One way nginx achieves great performance when serving static files over HTTP/1.1 is by using the Unix sendfile API, which essentially writes data from one FD to another in kernel space.
There's no reason we shouldn't do that ourselves when sending files over unencrypted HTTP/1.1. The kernel function was originally exposed in Python's OS module in Python 3.3, but a socket convenience wrapper was added in Python 3.5.
We should be able to, at the very least, backport that change to Python 3.3 and support it on all supported Python 3 versions. It would also be interesting to see what work is required to expose it in Python 2.7, at least in an optional way.
Obviously, this won't help Windows: sorry windows!
Note that sendfile means no SSL/TLS, while HTTP2 requires it (right?). Proposed idea can still be useful within a data center though.
HTTP/2 could not have used sendfile anyway, given that we need to split files up into multiple frames.

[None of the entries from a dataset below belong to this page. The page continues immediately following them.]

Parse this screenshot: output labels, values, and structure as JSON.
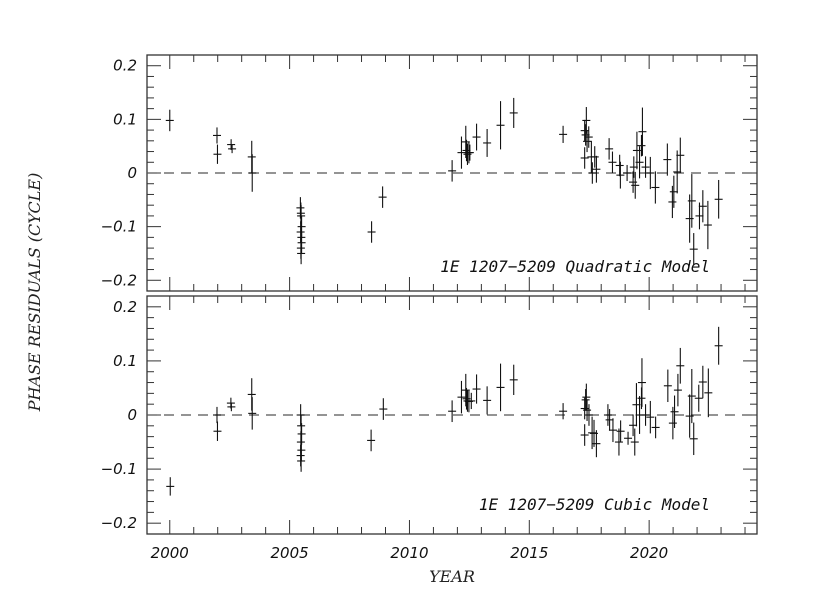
{
  "chart_data": [
    {
      "type": "scatter",
      "panel_label": "1E 1207−5209 Quadratic Model",
      "xlabel": "YEAR",
      "ylabel": "PHASE RESIDUALS (CYCLE)",
      "xlim": [
        1999.05,
        2024.5
      ],
      "ylim": [
        -0.22,
        0.22
      ],
      "x_ticks": [
        "2000",
        "2005",
        "2010",
        "2015",
        "2020"
      ],
      "y_ticks": [
        "0.2",
        "0.1",
        "0",
        "−0.1",
        "−0.2"
      ],
      "reference_line": 0,
      "points_year_value_error": [
        [
          2000.0,
          0.098,
          0.02
        ],
        [
          2001.97,
          0.07,
          0.015
        ],
        [
          2001.99,
          0.035,
          0.018
        ],
        [
          2002.56,
          0.053,
          0.01
        ],
        [
          2002.6,
          0.045,
          0.008
        ],
        [
          2003.42,
          0.03,
          0.03
        ],
        [
          2003.44,
          0.0,
          0.035
        ],
        [
          2005.45,
          -0.065,
          0.02
        ],
        [
          2005.47,
          -0.075,
          0.02
        ],
        [
          2005.48,
          -0.08,
          0.02
        ],
        [
          2005.5,
          -0.1,
          0.02
        ],
        [
          2005.46,
          -0.11,
          0.02
        ],
        [
          2005.49,
          -0.12,
          0.02
        ],
        [
          2005.5,
          -0.13,
          0.02
        ],
        [
          2005.47,
          -0.14,
          0.02
        ],
        [
          2005.48,
          -0.15,
          0.02
        ],
        [
          2008.42,
          -0.11,
          0.02
        ],
        [
          2008.88,
          -0.045,
          0.02
        ],
        [
          2011.78,
          0.004,
          0.02
        ],
        [
          2012.17,
          0.038,
          0.03
        ],
        [
          2012.35,
          0.058,
          0.03
        ],
        [
          2012.38,
          0.042,
          0.02
        ],
        [
          2012.42,
          0.035,
          0.02
        ],
        [
          2012.48,
          0.038,
          0.02
        ],
        [
          2012.52,
          0.038,
          0.015
        ],
        [
          2012.8,
          0.067,
          0.025
        ],
        [
          2013.24,
          0.056,
          0.026
        ],
        [
          2013.8,
          0.089,
          0.045
        ],
        [
          2014.35,
          0.112,
          0.028
        ],
        [
          2016.41,
          0.072,
          0.016
        ],
        [
          2017.31,
          0.079,
          0.02
        ],
        [
          2017.35,
          0.071,
          0.02
        ],
        [
          2017.38,
          0.098,
          0.025
        ],
        [
          2017.41,
          0.059,
          0.02
        ],
        [
          2017.31,
          0.028,
          0.02
        ],
        [
          2017.48,
          0.067,
          0.02
        ],
        [
          2017.59,
          0.03,
          0.03
        ],
        [
          2017.63,
          0.0,
          0.02
        ],
        [
          2017.73,
          0.03,
          0.02
        ],
        [
          2017.8,
          0.007,
          0.025
        ],
        [
          2018.33,
          0.045,
          0.02
        ],
        [
          2018.47,
          0.02,
          0.02
        ],
        [
          2018.77,
          0.014,
          0.02
        ],
        [
          2018.8,
          -0.004,
          0.025
        ],
        [
          2019.08,
          0.0,
          0.015
        ],
        [
          2019.33,
          -0.017,
          0.02
        ],
        [
          2019.36,
          0.011,
          0.02
        ],
        [
          2019.42,
          -0.023,
          0.025
        ],
        [
          2019.49,
          0.042,
          0.035
        ],
        [
          2019.6,
          0.02,
          0.03
        ],
        [
          2019.68,
          0.051,
          0.02
        ],
        [
          2019.72,
          0.077,
          0.045
        ],
        [
          2019.85,
          0.011,
          0.02
        ],
        [
          2020.05,
          0.0,
          0.03
        ],
        [
          2020.26,
          -0.027,
          0.03
        ],
        [
          2020.76,
          0.025,
          0.03
        ],
        [
          2020.97,
          -0.054,
          0.03
        ],
        [
          2021.03,
          -0.035,
          0.03
        ],
        [
          2021.17,
          0.002,
          0.04
        ],
        [
          2021.3,
          0.033,
          0.033
        ],
        [
          2021.69,
          -0.085,
          0.045
        ],
        [
          2021.78,
          -0.052,
          0.05
        ],
        [
          2021.86,
          -0.142,
          0.03
        ],
        [
          2022.1,
          -0.08,
          0.025
        ],
        [
          2022.24,
          -0.062,
          0.03
        ],
        [
          2022.45,
          -0.097,
          0.045
        ],
        [
          2022.9,
          -0.049,
          0.036
        ]
      ]
    },
    {
      "type": "scatter",
      "panel_label": "1E 1207−5209 Cubic Model",
      "xlabel": "YEAR",
      "ylabel": "PHASE RESIDUALS (CYCLE)",
      "xlim": [
        1999.05,
        2024.5
      ],
      "ylim": [
        -0.22,
        0.22
      ],
      "x_ticks": [
        "2000",
        "2005",
        "2010",
        "2015",
        "2020"
      ],
      "y_ticks": [
        "0.2",
        "0.1",
        "0",
        "−0.1",
        "−0.2"
      ],
      "reference_line": 0,
      "points_year_value_error": [
        [
          2000.02,
          -0.132,
          0.017
        ],
        [
          2001.97,
          0.0,
          0.015
        ],
        [
          2001.99,
          -0.03,
          0.018
        ],
        [
          2002.55,
          0.022,
          0.01
        ],
        [
          2002.57,
          0.015,
          0.008
        ],
        [
          2003.42,
          0.038,
          0.03
        ],
        [
          2003.44,
          0.003,
          0.03
        ],
        [
          2005.46,
          0.0,
          0.02
        ],
        [
          2005.48,
          -0.02,
          0.02
        ],
        [
          2005.5,
          -0.035,
          0.02
        ],
        [
          2005.47,
          -0.05,
          0.02
        ],
        [
          2005.49,
          -0.065,
          0.02
        ],
        [
          2005.46,
          -0.075,
          0.02
        ],
        [
          2005.48,
          -0.085,
          0.02
        ],
        [
          2008.4,
          -0.047,
          0.02
        ],
        [
          2008.91,
          0.011,
          0.02
        ],
        [
          2011.78,
          0.007,
          0.02
        ],
        [
          2012.17,
          0.033,
          0.03
        ],
        [
          2012.35,
          0.046,
          0.03
        ],
        [
          2012.38,
          0.03,
          0.02
        ],
        [
          2012.42,
          0.026,
          0.02
        ],
        [
          2012.48,
          0.025,
          0.02
        ],
        [
          2012.58,
          0.026,
          0.015
        ],
        [
          2012.8,
          0.048,
          0.027
        ],
        [
          2013.24,
          0.027,
          0.026
        ],
        [
          2013.8,
          0.051,
          0.044
        ],
        [
          2014.35,
          0.065,
          0.028
        ],
        [
          2016.41,
          0.007,
          0.015
        ],
        [
          2017.31,
          0.012,
          0.02
        ],
        [
          2017.35,
          0.028,
          0.02
        ],
        [
          2017.38,
          0.033,
          0.025
        ],
        [
          2017.31,
          -0.037,
          0.02
        ],
        [
          2017.41,
          0.009,
          0.02
        ],
        [
          2017.49,
          0.0,
          0.02
        ],
        [
          2017.62,
          -0.033,
          0.03
        ],
        [
          2017.7,
          -0.034,
          0.025
        ],
        [
          2017.8,
          -0.053,
          0.025
        ],
        [
          2018.28,
          0.0,
          0.02
        ],
        [
          2018.35,
          -0.009,
          0.02
        ],
        [
          2018.49,
          -0.028,
          0.022
        ],
        [
          2018.74,
          -0.05,
          0.025
        ],
        [
          2018.81,
          -0.03,
          0.02
        ],
        [
          2019.12,
          -0.043,
          0.012
        ],
        [
          2019.33,
          -0.019,
          0.02
        ],
        [
          2019.4,
          -0.05,
          0.025
        ],
        [
          2019.47,
          0.019,
          0.04
        ],
        [
          2019.6,
          0.0,
          0.035
        ],
        [
          2019.68,
          0.031,
          0.02
        ],
        [
          2019.7,
          0.06,
          0.045
        ],
        [
          2019.85,
          0.0,
          0.02
        ],
        [
          2020.05,
          -0.004,
          0.03
        ],
        [
          2020.27,
          -0.023,
          0.02
        ],
        [
          2020.78,
          0.054,
          0.03
        ],
        [
          2020.99,
          -0.015,
          0.03
        ],
        [
          2021.06,
          0.006,
          0.03
        ],
        [
          2021.2,
          0.046,
          0.03
        ],
        [
          2021.3,
          0.091,
          0.033
        ],
        [
          2021.69,
          -0.002,
          0.04
        ],
        [
          2021.78,
          0.035,
          0.05
        ],
        [
          2021.86,
          -0.044,
          0.03
        ],
        [
          2022.07,
          0.031,
          0.025
        ],
        [
          2022.24,
          0.061,
          0.03
        ],
        [
          2022.47,
          0.041,
          0.045
        ],
        [
          2022.9,
          0.128,
          0.035
        ]
      ]
    }
  ]
}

Agreed that I should be clearer on when sendfile can be used:
- On Unix platforms
- On Python 3.3 or higher
- When using plaintext HTTP/1.1
Technically you could sendfile() segments of file in http2 as well, but you'd only get performance improvement if segments are large enough.
Finally, is this a blocking socket? Then you can't have timeouts, etc.
And if it's a non-blocking socket, you are limited by TCP buffer size (a few megs IIRC) and you'd have to call sendfile() many times to complete the op.
Moreover, select()/poll() will show socket as writeable as soon as a TCP window is acknowledged, so your select+sendfile loop will only write one blob at a time, where blob is between segment and rwin.
So... I guess what I'm trying to say is, make a simple script and test the underlying performance improvement assumption first.